Le traitement physiopathologique n’est parfois qu’un traitement symptomatique plus poussé, qui s’exerce sur le mécanisme physiologique du trouble, mais qui peut parfois suffire à la guérison lorsque le mécanisme en question est l’origine même de la maladie : par exemple dans les intoxications, l’administration d’un antidote au toxique est un traitement physiopathologique, mais c’est en même temps un traitement étiologique.


La thérapeutique étiologique

S’adressant à la cause de la maladie, c’est évidemment la plus importante, lorsqu’elle est possible. Ainsi, la fièvre typhoïde est traitée par le chloramphénicol, antibiotique actif contre le bacille d’Eberth, qui en est la cause, et on peut parler de traitement étiologique. Les autres moyens employés pour faire baisser la fièvre, soutenir le cœur et la tension artérielle, soulager les maux de tête n’étant que des adjuvants.

Il convient, d’ailleurs, en présence d’une fièvre non encore diagnostiquée, d’éviter l’emploi intempestif d’antithermiques (aspirine, quinine, etc.), voire d’antibiotiques, qui risquent de masquer les symptômes et de retarder le diagnostic de la cause et par suite le traitement de celle-ci.

Les trois démarches ci-dessus peuvent être illustrées par un exemple : un malade consulte pour une anémie aiguë (pertes de connaissance, pâleur intense). Le traitement symptomatique et urgent de cet état est une transfusion. À la suite d’examens complémentaires, on découvre que le mécanisme de cette anémie est une carence en fer. Le traitement physiopathologique consistera alors à administrer du fer au malade. L’anémie se trouve corrigée, mais on ne sait toujours pas pourquoi ce malade manquait de fer. Des investigations plus poussées découvrent alors un ulcère duodénal qui saigne à bas bruit de façon chronique. Ce n’est alors que le traitement médical ou chirurgical de cet ulcère qui sera le traitement étiologique de l’anémie et la guérira définitivement.

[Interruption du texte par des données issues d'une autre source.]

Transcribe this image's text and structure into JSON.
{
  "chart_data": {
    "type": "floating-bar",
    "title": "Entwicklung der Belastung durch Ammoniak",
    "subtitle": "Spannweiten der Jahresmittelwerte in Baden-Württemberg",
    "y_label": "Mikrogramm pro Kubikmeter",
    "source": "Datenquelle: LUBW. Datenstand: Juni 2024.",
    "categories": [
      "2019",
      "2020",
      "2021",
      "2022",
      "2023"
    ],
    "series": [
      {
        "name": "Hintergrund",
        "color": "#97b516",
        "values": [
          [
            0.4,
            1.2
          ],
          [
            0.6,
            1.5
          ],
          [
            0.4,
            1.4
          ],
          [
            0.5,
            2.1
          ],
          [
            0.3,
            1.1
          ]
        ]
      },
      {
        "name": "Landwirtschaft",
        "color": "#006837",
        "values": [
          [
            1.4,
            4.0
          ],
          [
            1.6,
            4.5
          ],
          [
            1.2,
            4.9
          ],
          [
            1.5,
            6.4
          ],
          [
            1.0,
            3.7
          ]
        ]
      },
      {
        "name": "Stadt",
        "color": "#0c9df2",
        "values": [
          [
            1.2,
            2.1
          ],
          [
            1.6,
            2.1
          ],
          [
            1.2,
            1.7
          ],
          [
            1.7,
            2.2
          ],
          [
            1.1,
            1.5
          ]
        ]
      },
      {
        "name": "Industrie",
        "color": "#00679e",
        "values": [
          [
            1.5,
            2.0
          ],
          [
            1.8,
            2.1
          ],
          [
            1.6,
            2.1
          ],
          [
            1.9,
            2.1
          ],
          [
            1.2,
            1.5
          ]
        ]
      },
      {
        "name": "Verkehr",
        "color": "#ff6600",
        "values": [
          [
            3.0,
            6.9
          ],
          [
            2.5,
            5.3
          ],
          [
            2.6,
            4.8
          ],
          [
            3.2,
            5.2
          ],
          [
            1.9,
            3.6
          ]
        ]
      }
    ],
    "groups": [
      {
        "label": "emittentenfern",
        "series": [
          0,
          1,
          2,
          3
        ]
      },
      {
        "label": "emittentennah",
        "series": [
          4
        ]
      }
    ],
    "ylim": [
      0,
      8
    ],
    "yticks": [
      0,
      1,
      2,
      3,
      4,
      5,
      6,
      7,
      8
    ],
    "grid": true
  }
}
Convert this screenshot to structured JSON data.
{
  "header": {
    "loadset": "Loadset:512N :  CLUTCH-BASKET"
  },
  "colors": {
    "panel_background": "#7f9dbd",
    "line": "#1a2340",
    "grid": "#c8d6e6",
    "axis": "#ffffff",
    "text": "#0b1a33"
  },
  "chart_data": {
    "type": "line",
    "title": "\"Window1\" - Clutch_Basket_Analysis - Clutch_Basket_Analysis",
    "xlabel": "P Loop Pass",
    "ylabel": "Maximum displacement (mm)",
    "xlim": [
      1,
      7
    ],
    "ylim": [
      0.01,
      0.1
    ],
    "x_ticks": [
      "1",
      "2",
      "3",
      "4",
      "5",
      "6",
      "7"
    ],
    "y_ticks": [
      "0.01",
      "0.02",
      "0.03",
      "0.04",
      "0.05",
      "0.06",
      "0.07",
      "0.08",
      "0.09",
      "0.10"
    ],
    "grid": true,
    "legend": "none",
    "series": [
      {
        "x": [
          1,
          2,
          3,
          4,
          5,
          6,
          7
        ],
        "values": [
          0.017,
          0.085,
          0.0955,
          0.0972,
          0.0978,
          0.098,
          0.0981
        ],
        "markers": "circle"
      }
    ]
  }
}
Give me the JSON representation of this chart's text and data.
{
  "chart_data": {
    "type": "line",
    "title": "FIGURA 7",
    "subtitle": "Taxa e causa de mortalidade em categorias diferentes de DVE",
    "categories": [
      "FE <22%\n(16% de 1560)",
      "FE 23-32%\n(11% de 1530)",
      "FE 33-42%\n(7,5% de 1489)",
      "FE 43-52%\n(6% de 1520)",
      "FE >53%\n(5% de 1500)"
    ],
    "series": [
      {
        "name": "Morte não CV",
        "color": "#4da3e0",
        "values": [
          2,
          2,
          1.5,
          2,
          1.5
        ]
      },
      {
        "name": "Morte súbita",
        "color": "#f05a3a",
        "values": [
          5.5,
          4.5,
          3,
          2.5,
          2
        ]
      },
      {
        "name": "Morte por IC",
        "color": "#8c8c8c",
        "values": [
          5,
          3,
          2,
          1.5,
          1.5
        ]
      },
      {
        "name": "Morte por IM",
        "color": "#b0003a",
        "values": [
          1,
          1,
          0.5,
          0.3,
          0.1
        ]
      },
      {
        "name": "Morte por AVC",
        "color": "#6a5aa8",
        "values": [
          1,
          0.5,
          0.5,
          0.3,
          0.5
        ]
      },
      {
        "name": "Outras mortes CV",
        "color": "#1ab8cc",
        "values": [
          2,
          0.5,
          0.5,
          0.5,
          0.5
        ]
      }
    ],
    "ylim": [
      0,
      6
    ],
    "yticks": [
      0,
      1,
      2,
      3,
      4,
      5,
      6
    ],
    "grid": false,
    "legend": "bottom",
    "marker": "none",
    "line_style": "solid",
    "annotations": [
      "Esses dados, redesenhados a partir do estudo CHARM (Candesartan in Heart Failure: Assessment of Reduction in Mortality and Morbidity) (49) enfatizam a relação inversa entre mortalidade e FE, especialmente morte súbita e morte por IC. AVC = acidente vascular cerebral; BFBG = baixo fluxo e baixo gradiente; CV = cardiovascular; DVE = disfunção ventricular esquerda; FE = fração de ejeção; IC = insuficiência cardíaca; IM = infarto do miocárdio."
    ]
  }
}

Dangers et inconvénients des thérapeutiques modernes

À cette époque de découvertes incessantes de nouveaux médicaments, le praticien se trouve en présence de nombreuses présentations pharmaceutiques, de spécialités, pour traiter avec des résultats divers pratiquement toutes les maladies. Employés à doses convenables, les médicaments nouveaux ne sont pour la plupart pas toxiques, mais l’enthousiasme suscité par la mise en œuvre de nouvelles méthodes entraîne souvent des excès dont les effets secondaires peuvent être néfastes. Il en est ainsi pour les anticoagulants*, les corticoïdes, les antibiotiques*. Ces derniers sont un excellent exemple de cet enchaînement. Aux États-Unis d’Amérique, en 1974, une prescription sur cinq comporte des antibiotiques. En cinq ans, le nombre de prescriptions d’antibiotiques a augmenté de 25 p. 100, cet accroissement étant particulièrement net dans les hôpitaux, où les excès de l’antibiothérapie ont créé une pathologie nouvelle d’une extrême gravité qu’on appelle l’hospitalisme infectieux. À l’origine, on trouve le phénomène de résistance aux antibiotiques, caractérisé par le fait que les germes développent des moyens de défense à l’égard des antibiotiques avec lesquels ils sont en contact, lorsque la dose n’est pas d’emblée suffisante pour les tuer. On a pu isoler sur des souches bactériennes des fragments d’ADN, dits « plasmides », responsables de cette résistance et qu’on a nommés facteur R (de résistance). Le facteur pourrait même être transmissible d’une bactérie à l’autre. La résistance des germes hospitaliers aux antibiotiques a entraîné une forte augmentation des doses administrées, avec l’entrée dans le cercle vicieux d’un renforcement parallèle de la résistance des germes, sans parler de l’inconvénient que constitue le prix de revient de ces médicaments. Un autre aspect du problème, psychologique celui-là, est que l’existence de la prétendue protection antibiotique autorise parfois la négligence des règles de l’hygiène la plus élémentaire.

Un courant énergique se dessine actuellement vers une limitation de l’emploi des antibiotiques aux cas de véritable nécessité, et en particulier vers l’abandon des antibiothérapies dites « de couverture », préventives, en vue d’une éventuelle inflation contre un germe inconnu, par exemple lors d’une extraction dentaire, et qui ne font que créer davantage encore de souches résistantes.